El libro se abre con dos o tres piezas que funcionan como prólogos encadenados con reminiscencias a los días que vivió, de grato recuerdo. En ellas aparece un término que será clave a lo largo de este volumen: la conciencia. “La poesía no es una delicadeza decorativa”, comenta en la primera, titulada «Visitantes» en alusión a los seres que deambulan por estas páginas, “sino una intensidad de la mirada que despierta a la conciencia”. Y en el segundo texto, que hace las veces de poética, tras mencionar a Eloy Sánchez Rosillo, reconoce que en su poesía “percibo un conocimiento que elige la respuesta luminosa”. Sin duda, toda una declaración de intenciones que reclama para sí.

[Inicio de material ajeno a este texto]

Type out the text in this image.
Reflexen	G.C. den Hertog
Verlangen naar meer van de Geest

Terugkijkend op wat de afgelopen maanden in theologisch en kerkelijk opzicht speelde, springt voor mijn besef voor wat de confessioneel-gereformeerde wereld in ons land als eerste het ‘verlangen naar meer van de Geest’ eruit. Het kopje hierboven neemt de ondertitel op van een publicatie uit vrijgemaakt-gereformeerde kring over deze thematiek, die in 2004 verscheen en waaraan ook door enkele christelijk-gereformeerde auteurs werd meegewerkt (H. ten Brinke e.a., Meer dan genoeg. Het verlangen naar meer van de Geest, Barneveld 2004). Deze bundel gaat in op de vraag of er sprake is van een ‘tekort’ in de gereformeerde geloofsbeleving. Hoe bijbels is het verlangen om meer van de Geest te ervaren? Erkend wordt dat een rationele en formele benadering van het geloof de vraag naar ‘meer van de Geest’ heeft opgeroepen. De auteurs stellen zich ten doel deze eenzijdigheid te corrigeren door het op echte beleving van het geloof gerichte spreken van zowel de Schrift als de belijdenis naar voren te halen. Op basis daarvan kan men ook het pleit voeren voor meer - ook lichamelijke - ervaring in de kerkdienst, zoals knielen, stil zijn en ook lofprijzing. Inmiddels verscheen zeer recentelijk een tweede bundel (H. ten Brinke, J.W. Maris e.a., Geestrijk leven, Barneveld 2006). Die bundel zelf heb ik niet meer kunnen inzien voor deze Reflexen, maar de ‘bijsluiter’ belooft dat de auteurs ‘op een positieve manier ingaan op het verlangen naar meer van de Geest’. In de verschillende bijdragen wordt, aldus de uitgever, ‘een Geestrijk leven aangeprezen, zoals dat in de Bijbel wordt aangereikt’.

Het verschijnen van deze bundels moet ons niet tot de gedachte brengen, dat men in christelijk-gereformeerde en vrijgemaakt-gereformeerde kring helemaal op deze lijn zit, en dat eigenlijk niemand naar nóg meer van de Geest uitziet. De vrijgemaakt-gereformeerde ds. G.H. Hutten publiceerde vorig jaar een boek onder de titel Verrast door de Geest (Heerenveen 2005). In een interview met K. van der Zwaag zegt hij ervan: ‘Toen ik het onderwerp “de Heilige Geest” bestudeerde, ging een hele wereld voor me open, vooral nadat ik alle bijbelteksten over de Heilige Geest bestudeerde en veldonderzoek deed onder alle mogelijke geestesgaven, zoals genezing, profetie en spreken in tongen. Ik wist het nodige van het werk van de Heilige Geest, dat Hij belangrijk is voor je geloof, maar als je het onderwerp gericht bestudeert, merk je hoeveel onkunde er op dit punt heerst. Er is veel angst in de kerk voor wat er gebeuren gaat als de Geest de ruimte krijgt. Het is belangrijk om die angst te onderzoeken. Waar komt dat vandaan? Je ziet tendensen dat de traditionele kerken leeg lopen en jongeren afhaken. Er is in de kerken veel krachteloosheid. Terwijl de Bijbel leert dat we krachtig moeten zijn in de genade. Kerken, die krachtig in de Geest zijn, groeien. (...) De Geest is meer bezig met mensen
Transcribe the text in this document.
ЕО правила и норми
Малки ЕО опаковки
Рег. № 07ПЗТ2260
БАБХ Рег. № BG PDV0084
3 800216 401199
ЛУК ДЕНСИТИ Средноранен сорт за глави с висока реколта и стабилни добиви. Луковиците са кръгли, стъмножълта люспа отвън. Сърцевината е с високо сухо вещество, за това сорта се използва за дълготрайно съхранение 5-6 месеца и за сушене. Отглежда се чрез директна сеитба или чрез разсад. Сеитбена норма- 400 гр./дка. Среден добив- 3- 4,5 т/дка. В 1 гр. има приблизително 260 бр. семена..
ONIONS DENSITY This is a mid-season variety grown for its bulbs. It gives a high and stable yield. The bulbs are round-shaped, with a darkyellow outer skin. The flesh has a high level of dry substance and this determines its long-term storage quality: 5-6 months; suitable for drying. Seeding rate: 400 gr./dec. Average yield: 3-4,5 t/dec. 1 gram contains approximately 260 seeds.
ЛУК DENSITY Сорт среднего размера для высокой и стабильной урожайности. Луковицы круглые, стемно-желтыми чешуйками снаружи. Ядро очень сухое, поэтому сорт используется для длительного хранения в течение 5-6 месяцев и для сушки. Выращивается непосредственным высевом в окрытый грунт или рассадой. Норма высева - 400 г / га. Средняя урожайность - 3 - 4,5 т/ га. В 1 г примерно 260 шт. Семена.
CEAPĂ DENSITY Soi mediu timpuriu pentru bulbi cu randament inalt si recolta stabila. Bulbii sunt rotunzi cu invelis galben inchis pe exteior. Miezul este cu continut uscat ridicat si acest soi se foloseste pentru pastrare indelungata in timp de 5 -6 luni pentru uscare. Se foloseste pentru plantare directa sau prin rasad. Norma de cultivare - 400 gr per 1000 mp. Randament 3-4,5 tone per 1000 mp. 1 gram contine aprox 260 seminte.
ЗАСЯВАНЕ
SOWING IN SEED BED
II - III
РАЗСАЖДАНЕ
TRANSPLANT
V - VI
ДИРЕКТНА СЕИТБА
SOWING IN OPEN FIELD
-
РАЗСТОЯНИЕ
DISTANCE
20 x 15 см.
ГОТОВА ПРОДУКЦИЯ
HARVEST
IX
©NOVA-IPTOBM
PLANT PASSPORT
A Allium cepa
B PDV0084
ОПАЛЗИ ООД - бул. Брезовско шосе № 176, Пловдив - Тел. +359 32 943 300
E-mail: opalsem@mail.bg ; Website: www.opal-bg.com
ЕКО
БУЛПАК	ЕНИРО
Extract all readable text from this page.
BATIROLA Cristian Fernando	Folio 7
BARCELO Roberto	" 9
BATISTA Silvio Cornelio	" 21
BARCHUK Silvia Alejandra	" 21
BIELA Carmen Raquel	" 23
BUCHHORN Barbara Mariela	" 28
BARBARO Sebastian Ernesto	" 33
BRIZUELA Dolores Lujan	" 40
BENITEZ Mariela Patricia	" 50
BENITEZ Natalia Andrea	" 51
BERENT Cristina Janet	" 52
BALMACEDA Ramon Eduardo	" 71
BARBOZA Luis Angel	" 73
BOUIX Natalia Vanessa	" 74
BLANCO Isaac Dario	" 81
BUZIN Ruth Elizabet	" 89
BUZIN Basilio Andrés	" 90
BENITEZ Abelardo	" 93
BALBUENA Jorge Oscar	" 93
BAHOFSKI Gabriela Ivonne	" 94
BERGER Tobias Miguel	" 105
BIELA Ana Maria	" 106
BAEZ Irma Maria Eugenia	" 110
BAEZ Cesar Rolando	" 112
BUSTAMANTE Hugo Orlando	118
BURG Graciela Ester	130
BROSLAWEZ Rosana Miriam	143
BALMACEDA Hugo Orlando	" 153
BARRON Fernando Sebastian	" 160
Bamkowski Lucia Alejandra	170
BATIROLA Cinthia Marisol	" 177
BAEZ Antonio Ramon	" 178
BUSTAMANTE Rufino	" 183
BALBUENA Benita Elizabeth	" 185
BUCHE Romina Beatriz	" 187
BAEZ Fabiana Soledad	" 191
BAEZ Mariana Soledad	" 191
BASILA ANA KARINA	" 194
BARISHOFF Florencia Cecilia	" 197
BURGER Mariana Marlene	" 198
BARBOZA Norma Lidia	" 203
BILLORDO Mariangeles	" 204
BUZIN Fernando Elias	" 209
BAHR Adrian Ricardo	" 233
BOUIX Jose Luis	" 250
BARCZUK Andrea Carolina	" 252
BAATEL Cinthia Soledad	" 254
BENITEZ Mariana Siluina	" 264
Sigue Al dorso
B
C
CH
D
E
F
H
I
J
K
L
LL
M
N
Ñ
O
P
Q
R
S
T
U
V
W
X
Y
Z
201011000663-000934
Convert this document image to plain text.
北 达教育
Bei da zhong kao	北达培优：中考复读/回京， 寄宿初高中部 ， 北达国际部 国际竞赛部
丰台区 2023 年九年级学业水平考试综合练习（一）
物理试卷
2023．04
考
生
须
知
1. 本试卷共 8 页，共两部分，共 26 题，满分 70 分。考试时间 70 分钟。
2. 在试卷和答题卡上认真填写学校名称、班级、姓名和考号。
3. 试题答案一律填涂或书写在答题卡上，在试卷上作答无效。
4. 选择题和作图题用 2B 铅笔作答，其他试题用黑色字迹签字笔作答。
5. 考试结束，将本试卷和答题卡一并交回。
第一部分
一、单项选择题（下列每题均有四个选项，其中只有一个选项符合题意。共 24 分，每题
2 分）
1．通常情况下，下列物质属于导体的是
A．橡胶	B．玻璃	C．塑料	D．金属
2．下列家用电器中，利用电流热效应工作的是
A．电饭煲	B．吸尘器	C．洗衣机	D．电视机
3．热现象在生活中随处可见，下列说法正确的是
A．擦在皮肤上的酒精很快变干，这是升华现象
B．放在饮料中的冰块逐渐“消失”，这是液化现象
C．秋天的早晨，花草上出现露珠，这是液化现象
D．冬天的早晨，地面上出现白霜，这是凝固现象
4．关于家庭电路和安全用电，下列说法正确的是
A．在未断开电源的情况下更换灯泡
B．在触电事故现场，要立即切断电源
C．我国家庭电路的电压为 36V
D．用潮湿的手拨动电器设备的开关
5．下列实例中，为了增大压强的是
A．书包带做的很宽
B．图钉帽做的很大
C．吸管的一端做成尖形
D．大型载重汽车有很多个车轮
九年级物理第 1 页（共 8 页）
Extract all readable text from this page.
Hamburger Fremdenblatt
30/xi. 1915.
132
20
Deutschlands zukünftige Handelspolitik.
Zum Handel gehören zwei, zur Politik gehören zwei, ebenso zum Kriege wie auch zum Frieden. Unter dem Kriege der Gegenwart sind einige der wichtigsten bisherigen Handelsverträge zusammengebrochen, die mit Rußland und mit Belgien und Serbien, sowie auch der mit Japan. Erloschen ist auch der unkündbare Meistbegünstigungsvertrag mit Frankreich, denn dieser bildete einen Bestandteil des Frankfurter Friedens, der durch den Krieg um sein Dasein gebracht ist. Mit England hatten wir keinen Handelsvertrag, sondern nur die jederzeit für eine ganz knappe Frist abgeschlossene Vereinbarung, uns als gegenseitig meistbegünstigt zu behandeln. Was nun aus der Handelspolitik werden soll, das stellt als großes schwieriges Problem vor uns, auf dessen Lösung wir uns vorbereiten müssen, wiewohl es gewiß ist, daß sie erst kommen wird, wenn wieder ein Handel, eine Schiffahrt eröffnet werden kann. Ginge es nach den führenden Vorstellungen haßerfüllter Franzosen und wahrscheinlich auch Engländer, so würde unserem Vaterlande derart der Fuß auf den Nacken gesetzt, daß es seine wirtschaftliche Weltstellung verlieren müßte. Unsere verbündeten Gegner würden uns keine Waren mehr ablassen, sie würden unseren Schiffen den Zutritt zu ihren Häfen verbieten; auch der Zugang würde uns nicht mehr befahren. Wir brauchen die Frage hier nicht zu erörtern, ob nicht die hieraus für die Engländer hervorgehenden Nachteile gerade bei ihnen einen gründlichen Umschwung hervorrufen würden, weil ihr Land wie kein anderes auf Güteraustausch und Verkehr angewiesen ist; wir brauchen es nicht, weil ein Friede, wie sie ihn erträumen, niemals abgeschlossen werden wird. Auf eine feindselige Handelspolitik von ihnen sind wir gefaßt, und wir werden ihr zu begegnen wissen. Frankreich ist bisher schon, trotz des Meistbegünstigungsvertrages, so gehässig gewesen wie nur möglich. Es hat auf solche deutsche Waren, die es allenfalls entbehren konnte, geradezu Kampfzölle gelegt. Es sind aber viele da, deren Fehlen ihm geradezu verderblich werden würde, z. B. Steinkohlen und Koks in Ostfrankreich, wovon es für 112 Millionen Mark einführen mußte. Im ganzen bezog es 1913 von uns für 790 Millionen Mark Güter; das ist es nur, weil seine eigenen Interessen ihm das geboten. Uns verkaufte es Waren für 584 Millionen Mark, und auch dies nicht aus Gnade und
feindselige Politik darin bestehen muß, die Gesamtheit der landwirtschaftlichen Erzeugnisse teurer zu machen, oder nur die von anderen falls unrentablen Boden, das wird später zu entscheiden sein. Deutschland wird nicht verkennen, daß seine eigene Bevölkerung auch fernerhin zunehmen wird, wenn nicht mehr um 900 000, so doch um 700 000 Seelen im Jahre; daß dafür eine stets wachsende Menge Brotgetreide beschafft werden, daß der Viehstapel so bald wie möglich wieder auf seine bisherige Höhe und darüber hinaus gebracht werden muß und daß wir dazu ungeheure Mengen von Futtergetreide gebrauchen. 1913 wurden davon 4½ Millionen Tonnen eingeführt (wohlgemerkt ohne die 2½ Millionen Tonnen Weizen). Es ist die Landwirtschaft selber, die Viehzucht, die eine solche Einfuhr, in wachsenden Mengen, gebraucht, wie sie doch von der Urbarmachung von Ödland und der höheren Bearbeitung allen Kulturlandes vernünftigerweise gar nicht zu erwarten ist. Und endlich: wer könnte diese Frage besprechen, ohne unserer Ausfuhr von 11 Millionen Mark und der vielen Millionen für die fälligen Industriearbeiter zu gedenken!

En «Portal 2», el tercer prólogo, con el que propone que nos adentremos en su personal cosmogonía, ensalza su mesa de escritorio, la casa y el barrio de París donde vive, dispuesto a convocar a esa orquesta de desaparecidos que conserva en la memoria, remontándose a la infancia si es preciso para rescatar experiencias que irradien su luz. No en balde, en «Gente que camina en mi mente», se decide a mostrar cómo “la muerte de una persona” ilustra “la desaparición de un paisaje”; lo que comprueba cada vez que visita Lesaka, “una patria [llena] de huecos”, a cuya puerta llamaría el mismísimo Orson Welles, Huelles lo llamaban entonces, tal como se cuenta en «Fracasos de Dios», una de las piezas más narrativas del conjunto.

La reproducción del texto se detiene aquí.